NEW YORK (Reuters) - Restarting a leveraged buyout machine hobbled by the subprime mortgage collapse will take many months, but hedge funds are gearing up to inject liquidity that could spur the market, executives told the Reuters Hedge Funds and Private Equity Summit this week.

The new buyers' market for debt is likely to be dominated by established hedge and buyout firms that thrive in times of distress, including Cerberus Capital Management LP CBS.UL, Avenue Capital, Apollo Management, Oaktree Capital Partners and other multibillion dollar firms, experts said.

"A lot of the best names in distressed debt have already raised their money and the financial services area is getting a lot of attention," said Stephen Moseley, president of StepStone Group LLC, a private equity advisory firm founded by senior executives at consultants Pacific Corporate Group.

News that Citigroup Inc (C.N) is preparing to sell some $12 billion in loans to a group of private equity buyers including TPG Capital LP TPG.UL, Apollo and Blackstone Group LP (BX.N) could be the beginning of this trend, the experts said.

"Unless they free up capital, they are not going to be in the (loan) origination business for some time," said Josh Steiner, managing director and co-founder of Quadrangle Group. He said his media and telecom-focused buyout firm bought "a lot of distressed debt" in companies including Adelphia, Charter Communications and other names in 2002 and is considering wading into that market again.

Fueled by cheap money and ready buyers of syndicated debt, the leveraged buyout market boomed until last summer, when the subprime mortgage collapse froze debt markets. That left banks that arranged deal financing unable to sell tens of billions of dollars in LBO debt, or "leveraged loans," stalling their ability to arrange new deals.

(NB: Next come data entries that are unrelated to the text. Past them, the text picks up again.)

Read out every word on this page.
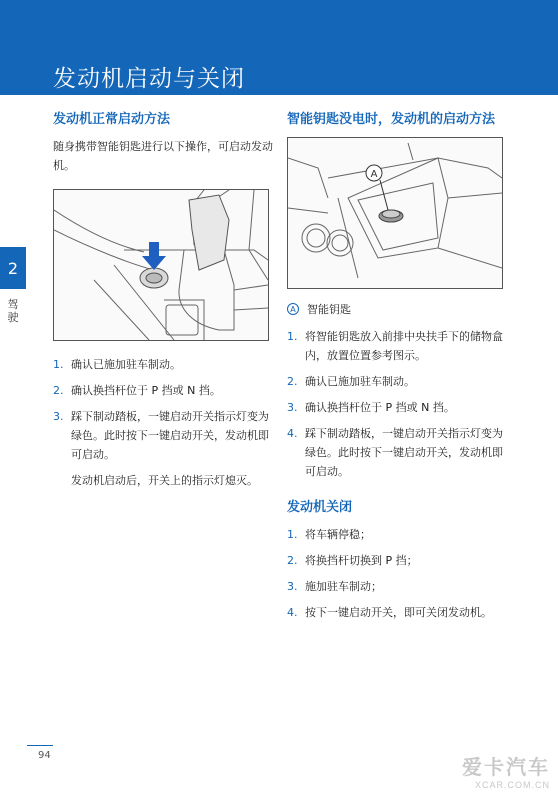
发动机启动与关闭
2
驾驶
发动机正常启动方法

随身携带智能钥匙进行以下操作，可启动发动机。

1. 确认已施加驻车制动。
2. 确认换挡杆位于 P 挡或 N 挡。
3. 踩下制动踏板，一键启动开关指示灯变为绿色。此时按下一键启动开关，发动机即可启动。

发动机启动后，开关上的指示灯熄灭。

智能钥匙没电时，发动机的启动方法
A
A 智能钥匙
1. 将智能钥匙放入前排中央扶手下的储物盒内，放置位置参考图示。
2. 确认已施加驻车制动。
3. 确认换挡杆位于 P 挡或 N 挡。
4. 踩下制动踏板，一键启动开关指示灯变为绿色。此时按下一键启动开关，发动机即可启动。
发动机关闭
1. 将车辆停稳；
2. 将换挡杆切换到 P 挡；
3. 施加驻车制动；
4. 按下一键启动开关，即可关闭发动机。
94
爱卡汽车
XCAR.COM.CN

Now after billions of dollars in write-downs on declining values for their unsold inventory of loans, banks are beginning to slash the prices -- sometimes more than 10 percent off face values. This is prompting buyers, particularly hedge funds, to start looking anew at the debt.

But some experts told the Reuters summit it will take more than just clearing out a backlog of debt to start banks' lucrative buyout machinery again.

They will also have to fix the failed risk controls that led to the creation of toxic CDOs, CLOs and other structured debt securities whose values plummeted when mortgages began defaulting, ultimately causing the collapse of investment bank Bear Stearns Cos Inc BSC.N.

"Just because the banks sell down their leveraged loans doesn't mean they all of a sudden become lenders again," said Bruce Richards, chief executive of the $11.5 billion Marathon Asset Management, an active buyer of distressed debt in all forms. "You have to fix the machine and get the business restarted."

Lawrence Schloss, founder of Diamond Castle Holdings, a $2 billion buyout fund that relies on debt to finance deals, said he expects the market to recover, but slowly.

"They'll move the LBO debt out, but that doesn't mean it will turn around the way it was," said Schloss, calling the financing system "constipated."

"You'll turn it on in smaller units," he said.

Still, one investment banker is optimistic the debt markets will recover enough in coming months for the banks to start underwriting significant buyout deals.

"I feel pretty good we will see capital underwriting by Labor Day," said Mark Epley, head of the financial sponsors group at Deutsche Bank (DBKGn.DE), which helps arrange buyout deals.